Lagi-lagi Zoya tertegun. Ardian, tahu semua tentangnya, dan tahu hubungannya dengan Radit.
“Aku tahu, aku salah. Dan aku minta maaf, aku minta maaf karena sudah menghancurkan hidupmu. Tapi saat itu aku ….”
“Turunkan aku, turunkan Aku!” teriak Zoya. Zoya, menatap Ardian penuh amarah.
Ingin rasanya, Zoya mencabik-cabik wajah tampan itu. Seenaknya dia berkata jika Zayden dan Zayda adalah anaknya, yang sampai kapanpun tidak akan pernah Zoya terima. Baginya Ardian hanya masa lalu, dia tidak mau kembali apalagi harus berhubungan dengannya.
“Turunkan aku sekarang juga, turunkan aku!”
“Kau, yakin ingin turun dengan pakaianmu seperti itu.”

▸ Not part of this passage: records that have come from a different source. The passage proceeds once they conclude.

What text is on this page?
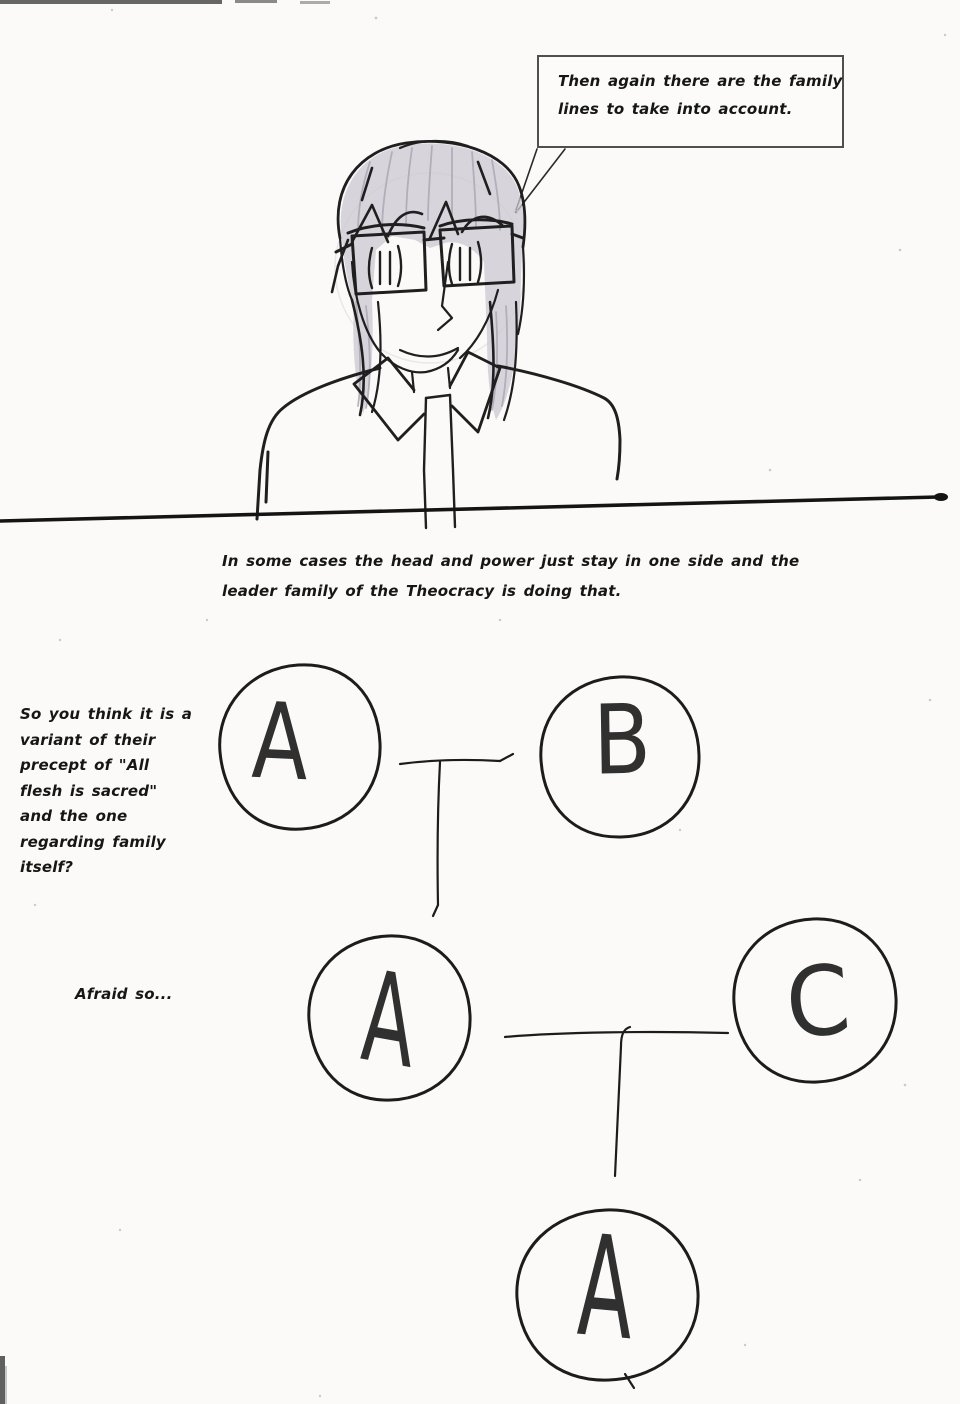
Then again there are the family
lines to take into account.
In some cases the head and power just stay in one side and the
leader family of the Theocracy is doing that.
So you think it is a
variant of their
precept of "All
flesh is sacred"
and the one
regarding family
itself?
Afraid so...
A	B
A	C
A
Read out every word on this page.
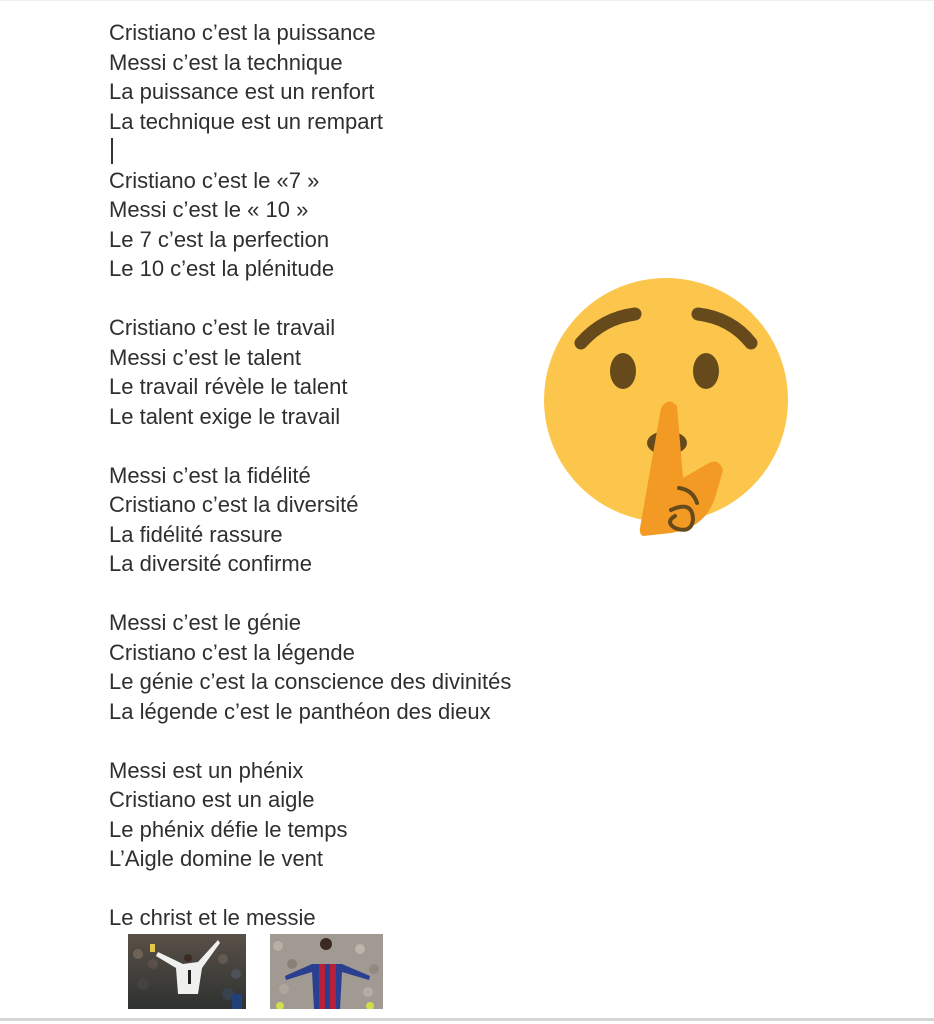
Cristiano c’est la puissance
Messi c’est la technique
La puissance est un renfort
La technique est un rempart
Cristiano c’est le «7 »
Messi c’est le « 10 »
Le 7 c’est la perfection
Le 10 c’est la plénitude
Cristiano c’est le travail
Messi c’est le talent
Le travail révèle le talent
Le talent exige le travail
Messi c’est la fidélité
Cristiano c’est la diversité
La fidélité rassure
La diversité confirme
Messi c’est le génie
Cristiano c’est la légende
Le génie c’est la conscience des divinités
La légende c’est le panthéon des dieux
Messi est un phénix
Cristiano est un aigle
Le phénix défie le temps
L’Aigle domine le vent
Le christ et le messie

Zoya, menunduk lantas mendekap tubuhnya kembali. Zoya baru sadar, jika pakaiannya kini sudah robek karena cakaran Radit. Zoya, tidak mungkin pulang dalam keadaan seperti ini.
“Aku akan membawamu bertemu anak-anakmu, jadi kamu diam saja.” Ardian, kembali melajukan mobilnya.
Sepanjang perjalanan, Zoya hanya diam. Dia tidak berani melihat apalagi menatap Ardian, matanya terus melirik ke arah luar jendela. Ekspresinya yang datar, berubah menjadi tegang setelah memasuki sebuah mansion milik Ardian. Dari mula gerbang, dipenuhi pengawal sampai tengah pekarangan mansion itu belum juga terlihat.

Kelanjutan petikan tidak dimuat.